Сольвейг забрала рог и отложила в сторону.
– Но ты ведь носишь амулет? – спросила она. – Твой рунный полумесяц? А ты не подумал, что эту поездку тебе устроил он?
– Кто – он? – Эрнольв не понял.
– Амулет.
– Как ты сказала?
Изумленный Эрнольв даже вытащил из-под рубахи амулет, давным-давно изученный до последней черточки, и принялся его рассматривать, как будто тот сам мог подсказать ответ.
– Невольный побратим?
– Ну, да, – подтвердила Сольвейг. – Чего здесь такого удивительного? Ведь это Манн. – Она прикоснулась тонким белым пальчиком к разрезанной пополам руне, пришедшейся на середину разъятой луны. Рисунок на полумесяце Эрнольва был очень похож на руну Винья, но Сольвейг знала, что это такое на самом деле. – Руна человеческого единения. Ваши полумесяцы столько поколений носили братья по крови, что теперь они сами сделают родными любых людей, кому достанутся.
– Но я вовсе не хочу быть его братом! – привычно возмутился Эрнольв. В его памяти мелькнуло лицо Тордис, искаженное незнакомыми чертами, чуждое и страшное, похожее на морду тролля. – Он – мой враг! Он ограбил тело моего брата! Он квитт, а все квитты…
– Ай, помолчи! – Сольвейг поднесла маленькую ладонь к губам собеседника, как будто хотела зажать ему рот. – Этого я уже наслушалась, когда конунг пировал, собираясь в поход. Ты не повторяй за ним, а подумай сам.

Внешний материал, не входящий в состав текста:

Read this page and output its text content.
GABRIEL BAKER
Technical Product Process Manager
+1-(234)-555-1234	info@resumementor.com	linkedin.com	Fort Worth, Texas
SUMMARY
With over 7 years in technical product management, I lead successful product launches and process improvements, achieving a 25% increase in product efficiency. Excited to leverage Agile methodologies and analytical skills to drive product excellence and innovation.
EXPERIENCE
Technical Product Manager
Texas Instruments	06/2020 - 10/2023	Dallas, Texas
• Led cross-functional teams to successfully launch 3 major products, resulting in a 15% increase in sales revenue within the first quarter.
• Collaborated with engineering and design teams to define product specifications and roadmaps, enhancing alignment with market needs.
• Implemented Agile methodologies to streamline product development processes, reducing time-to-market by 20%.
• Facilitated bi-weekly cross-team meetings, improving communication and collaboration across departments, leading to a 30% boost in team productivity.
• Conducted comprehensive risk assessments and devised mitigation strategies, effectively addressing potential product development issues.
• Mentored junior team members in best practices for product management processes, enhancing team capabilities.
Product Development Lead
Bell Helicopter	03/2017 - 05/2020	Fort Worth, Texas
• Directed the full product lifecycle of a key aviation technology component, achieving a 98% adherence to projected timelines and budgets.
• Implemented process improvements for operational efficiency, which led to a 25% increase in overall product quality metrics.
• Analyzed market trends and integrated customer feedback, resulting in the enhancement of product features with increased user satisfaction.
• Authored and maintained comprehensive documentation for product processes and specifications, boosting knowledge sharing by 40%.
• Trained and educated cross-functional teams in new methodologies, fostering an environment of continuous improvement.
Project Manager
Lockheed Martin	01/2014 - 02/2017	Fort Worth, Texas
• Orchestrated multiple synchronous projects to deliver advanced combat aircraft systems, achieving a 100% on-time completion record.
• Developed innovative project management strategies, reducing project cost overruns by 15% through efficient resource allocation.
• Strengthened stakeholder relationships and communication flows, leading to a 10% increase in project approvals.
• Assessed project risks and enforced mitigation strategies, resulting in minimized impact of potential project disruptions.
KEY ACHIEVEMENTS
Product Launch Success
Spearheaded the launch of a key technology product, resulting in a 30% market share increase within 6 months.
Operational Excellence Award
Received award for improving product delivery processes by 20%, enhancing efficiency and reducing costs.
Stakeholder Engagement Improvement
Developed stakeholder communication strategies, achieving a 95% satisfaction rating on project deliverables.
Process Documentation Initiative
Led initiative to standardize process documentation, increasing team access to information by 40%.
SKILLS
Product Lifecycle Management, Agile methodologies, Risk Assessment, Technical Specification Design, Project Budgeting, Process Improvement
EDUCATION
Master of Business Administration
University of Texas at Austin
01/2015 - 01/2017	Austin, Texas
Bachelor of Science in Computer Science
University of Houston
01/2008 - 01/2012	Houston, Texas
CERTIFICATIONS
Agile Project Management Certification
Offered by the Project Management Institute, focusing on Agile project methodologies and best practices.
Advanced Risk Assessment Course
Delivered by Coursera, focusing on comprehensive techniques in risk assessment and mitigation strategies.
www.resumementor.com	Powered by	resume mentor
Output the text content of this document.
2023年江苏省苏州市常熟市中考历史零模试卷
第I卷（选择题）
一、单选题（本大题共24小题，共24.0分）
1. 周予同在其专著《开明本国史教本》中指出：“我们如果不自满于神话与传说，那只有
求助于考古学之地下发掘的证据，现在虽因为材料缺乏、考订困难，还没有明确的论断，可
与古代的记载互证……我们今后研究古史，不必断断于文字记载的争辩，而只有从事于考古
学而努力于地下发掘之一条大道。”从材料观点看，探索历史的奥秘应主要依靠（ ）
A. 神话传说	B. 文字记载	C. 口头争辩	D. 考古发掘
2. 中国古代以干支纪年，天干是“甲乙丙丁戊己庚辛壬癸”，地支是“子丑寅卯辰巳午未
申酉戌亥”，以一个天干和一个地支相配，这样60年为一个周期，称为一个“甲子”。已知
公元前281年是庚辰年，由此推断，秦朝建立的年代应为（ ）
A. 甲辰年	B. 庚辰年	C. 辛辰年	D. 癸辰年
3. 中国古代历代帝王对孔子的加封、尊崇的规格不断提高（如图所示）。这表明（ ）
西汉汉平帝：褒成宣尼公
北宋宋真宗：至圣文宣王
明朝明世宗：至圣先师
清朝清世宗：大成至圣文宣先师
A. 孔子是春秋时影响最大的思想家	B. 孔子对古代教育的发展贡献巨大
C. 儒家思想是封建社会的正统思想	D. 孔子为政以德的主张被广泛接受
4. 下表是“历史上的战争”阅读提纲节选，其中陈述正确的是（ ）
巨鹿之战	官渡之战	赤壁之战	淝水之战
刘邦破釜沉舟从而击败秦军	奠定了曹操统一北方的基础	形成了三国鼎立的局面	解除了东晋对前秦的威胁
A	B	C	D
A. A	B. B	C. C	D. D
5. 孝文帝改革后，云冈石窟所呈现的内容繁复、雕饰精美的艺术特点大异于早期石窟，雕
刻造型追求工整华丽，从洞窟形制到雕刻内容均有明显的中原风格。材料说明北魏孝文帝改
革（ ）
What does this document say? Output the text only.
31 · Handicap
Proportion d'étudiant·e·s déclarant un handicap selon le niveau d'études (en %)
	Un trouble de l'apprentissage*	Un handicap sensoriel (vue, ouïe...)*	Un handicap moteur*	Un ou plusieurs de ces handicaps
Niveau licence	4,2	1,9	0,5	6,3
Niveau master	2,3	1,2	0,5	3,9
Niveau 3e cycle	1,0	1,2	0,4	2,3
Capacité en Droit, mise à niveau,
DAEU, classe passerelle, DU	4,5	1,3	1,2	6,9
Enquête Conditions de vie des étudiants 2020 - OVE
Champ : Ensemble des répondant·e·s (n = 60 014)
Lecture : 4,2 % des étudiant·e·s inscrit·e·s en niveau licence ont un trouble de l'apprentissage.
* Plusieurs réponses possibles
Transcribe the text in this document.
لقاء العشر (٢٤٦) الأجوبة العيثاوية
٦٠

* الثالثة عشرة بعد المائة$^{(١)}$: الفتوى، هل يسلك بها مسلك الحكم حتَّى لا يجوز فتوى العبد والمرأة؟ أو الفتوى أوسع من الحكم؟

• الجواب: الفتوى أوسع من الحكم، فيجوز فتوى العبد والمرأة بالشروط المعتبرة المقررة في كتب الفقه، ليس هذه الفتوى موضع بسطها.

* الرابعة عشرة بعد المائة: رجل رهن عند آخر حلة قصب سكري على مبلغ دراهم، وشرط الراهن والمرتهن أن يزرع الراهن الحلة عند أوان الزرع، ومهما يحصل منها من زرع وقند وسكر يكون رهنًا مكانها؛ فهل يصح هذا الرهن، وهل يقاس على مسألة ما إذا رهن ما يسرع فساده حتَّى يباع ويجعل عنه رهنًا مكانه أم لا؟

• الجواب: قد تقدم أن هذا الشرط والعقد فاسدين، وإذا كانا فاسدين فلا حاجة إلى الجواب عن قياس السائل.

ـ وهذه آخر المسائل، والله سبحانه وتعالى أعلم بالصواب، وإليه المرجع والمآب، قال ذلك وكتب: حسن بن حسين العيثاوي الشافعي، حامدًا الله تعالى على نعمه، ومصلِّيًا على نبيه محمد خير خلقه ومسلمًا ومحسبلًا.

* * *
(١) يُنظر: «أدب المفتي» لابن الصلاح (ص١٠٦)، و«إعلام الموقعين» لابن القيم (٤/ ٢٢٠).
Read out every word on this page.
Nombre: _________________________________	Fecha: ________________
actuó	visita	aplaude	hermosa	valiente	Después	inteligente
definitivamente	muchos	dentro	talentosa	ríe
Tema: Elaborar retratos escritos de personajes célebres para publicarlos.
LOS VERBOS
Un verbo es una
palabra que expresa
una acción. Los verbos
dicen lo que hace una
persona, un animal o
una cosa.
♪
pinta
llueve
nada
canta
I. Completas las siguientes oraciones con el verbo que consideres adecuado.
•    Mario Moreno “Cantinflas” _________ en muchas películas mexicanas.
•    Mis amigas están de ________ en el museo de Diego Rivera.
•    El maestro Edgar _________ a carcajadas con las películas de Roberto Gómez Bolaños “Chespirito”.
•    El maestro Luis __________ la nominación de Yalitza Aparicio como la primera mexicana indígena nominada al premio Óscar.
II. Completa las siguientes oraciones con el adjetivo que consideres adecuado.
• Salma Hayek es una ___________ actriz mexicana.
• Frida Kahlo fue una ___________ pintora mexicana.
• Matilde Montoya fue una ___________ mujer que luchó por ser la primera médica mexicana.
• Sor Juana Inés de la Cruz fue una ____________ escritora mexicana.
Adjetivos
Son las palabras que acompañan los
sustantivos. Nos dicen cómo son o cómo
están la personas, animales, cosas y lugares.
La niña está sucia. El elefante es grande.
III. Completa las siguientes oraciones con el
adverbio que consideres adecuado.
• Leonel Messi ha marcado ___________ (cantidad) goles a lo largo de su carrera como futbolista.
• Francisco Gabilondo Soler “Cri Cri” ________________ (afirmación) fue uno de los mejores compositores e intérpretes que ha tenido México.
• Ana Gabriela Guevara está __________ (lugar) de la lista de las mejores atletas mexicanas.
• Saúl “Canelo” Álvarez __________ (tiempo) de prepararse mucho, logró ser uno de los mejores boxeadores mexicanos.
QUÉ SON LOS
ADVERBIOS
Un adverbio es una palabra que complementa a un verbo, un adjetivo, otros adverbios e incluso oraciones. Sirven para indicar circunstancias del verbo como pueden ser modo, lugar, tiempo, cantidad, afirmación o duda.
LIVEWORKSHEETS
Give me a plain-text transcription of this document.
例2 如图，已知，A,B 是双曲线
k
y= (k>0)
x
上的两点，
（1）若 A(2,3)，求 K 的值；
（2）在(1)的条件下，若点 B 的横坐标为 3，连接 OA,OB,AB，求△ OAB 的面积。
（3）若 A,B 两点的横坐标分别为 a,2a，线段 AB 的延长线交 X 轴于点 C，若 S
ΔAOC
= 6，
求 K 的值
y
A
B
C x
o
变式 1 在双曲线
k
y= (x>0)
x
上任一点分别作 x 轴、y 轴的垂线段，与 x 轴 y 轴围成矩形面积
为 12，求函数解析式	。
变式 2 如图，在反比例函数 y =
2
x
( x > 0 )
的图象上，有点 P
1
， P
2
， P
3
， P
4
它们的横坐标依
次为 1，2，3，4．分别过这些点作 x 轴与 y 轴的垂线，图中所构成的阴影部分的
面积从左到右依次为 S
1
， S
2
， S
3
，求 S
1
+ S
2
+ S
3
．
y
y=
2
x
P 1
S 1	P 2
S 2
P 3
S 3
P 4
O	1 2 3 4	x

Эрнольв вздохнул. Повторять было бы гораздо легче, но ему невольно приходилось думать самому.
– Помнишь, как ты вдруг стал очень красноречивым? – продолжала тем временем Сольвейг. – Наверное, это он тебе помог. А потом тебе снился мертвец с рогами, которого у нас не видели, – это он сражался с мертвецом. И может быть, ты помог ему. Помнишь, – это я уже потом догадалась, – той ночью, когда мы видели Регинлейв, ты чувствовал себя нездоровым? Боялся, что начнется лихорадка? Я потом догадалась: так бывает, когда кто-то берет твою силу. Это ты ему, побратиму, одолжил. Через полумесяцы.
Эрнольв хотел возмутиться – с какой стати он будет дарить свои силы врагу? – но вдруг забыл о возмущении. Не только он помогает своему невольному побратиму, но и тот помогает ему. Смелости спорить с конунгом было больше не у кого взять, только у него. И еще… Эрнольв посмотрел на Свангерду. Она о чем-то беседовала с фру Стейнвер, женой Кари ярла и матерью Хродмара, улыбалась, кивала, слушая разговорчивую собеседницу. Раньше ему не удавалось находить нужных слов. Конечно, раньше и Свангерда была женой брата, а не вдовой, но тот новый, красивый и уверенный человек возник в Эрнольве только сейчас. И возможно, не без помощи побратима. Может быть, неведомый квитт научил его тому, что сам хорошо умел?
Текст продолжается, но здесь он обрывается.